Frick montre parfaitement combien la préparation du retrait par le général Guisan du gros de l’Armée dans le Réduit était réfléchie et prévoyante. La faute capitale des généraux polonais, consistant à vouloir maintenir un front de 1500 kilomètres au lieu de s’appuyer sur les alliés naturels que sont les cours d’eau et de concentrer les forces armées, fut étudiée avec beaucoup d’attention par le général Guisan et son état-major. Ainsi, il fallut abandonner la ligne de défense de la Limmat établie à grands frais après la défaite française parce qu’elle était devenue inutile. Même si le flanc ouvert du Jura représenta pendant quelques semaines un danger considérable, il fut possible, grâce à un peu de chance, de mettre en place le Réduit sans que la Wehrmacht ne profite de la situation. La Suisse suivait aussi attentivement la lutte pour défendre les Alpes du Sud de la France où les troupes françaises résistèrent victorieusement aux forces de Mussolini et d’Hitler et elle pensait être sur la bonne voie avec son idée de forteresse alpine. Cela met dans un grand embarras les chefs de la guerre psychologique de la Commission Bergier avec leur dénigrement subjectif et fielleux de la conception du Réduit.
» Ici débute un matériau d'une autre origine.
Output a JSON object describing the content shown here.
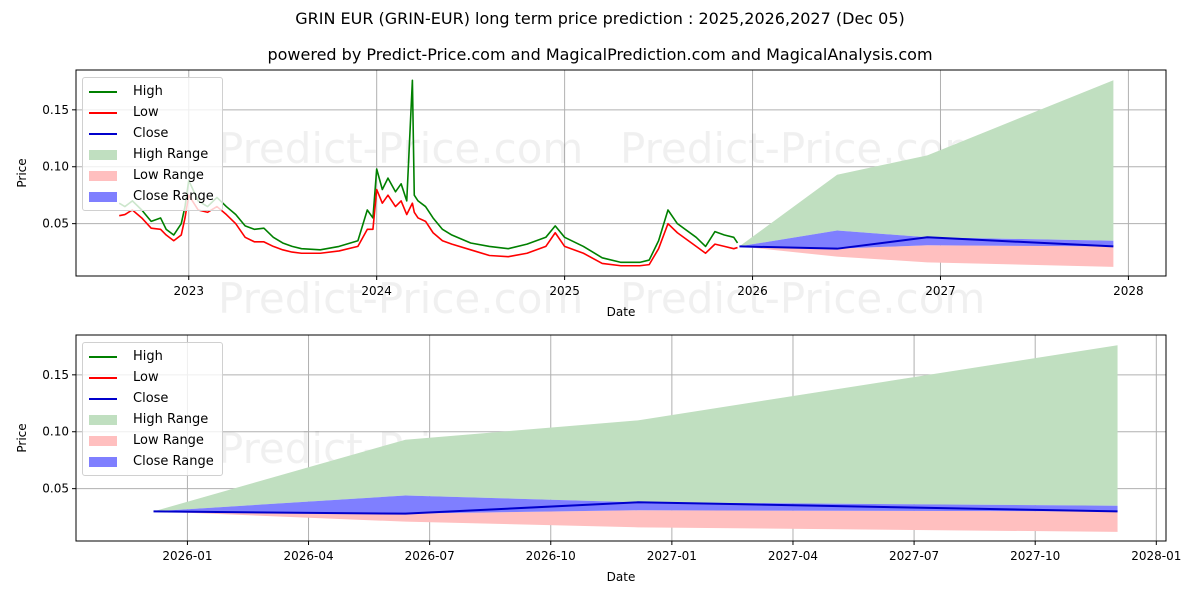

Les Alliés auraient pu raccourcir la guerre de plusieurs années
Frick réfute un autre argument incroyable, car sans aucun fondement, de notre cinquième colonne qui veut que la Suisse ait prolongé la guerre. Il constate en effet que les Alliés auraient pu réduire la durée de la guerre de plusieurs années en bombardant les installations allemandes de production de carburant. Les nazis savaient parfaitement que c’était leur talon d’Achille. Mais que s’est-il passé? Frick montre sans équivoque que les Alliés ont bombardé la population civile sans défense des villes protégée pourtant par le droit international. Ce fut un crime de guerre sans précédent au regard dudit droit et la plus grave erreur au point de vue stratégique. Ou ce «moral bombing», comme le qualifièrent Harris-la-Bombe et Churchill, n’était-il pas une erreur mais visait un autre objectif? Malheureusement, nous n’en saurons rien tant que les Alliés n’auront pas déclassifié les documents secrets de la Seconde Guerre mondiale. Il paraît qu’ils représentent plus de la moitié de la totalité des documents. Le fait que cela n’ait pas été fait après le délai habituel de quelques décennies est de mauvais augure.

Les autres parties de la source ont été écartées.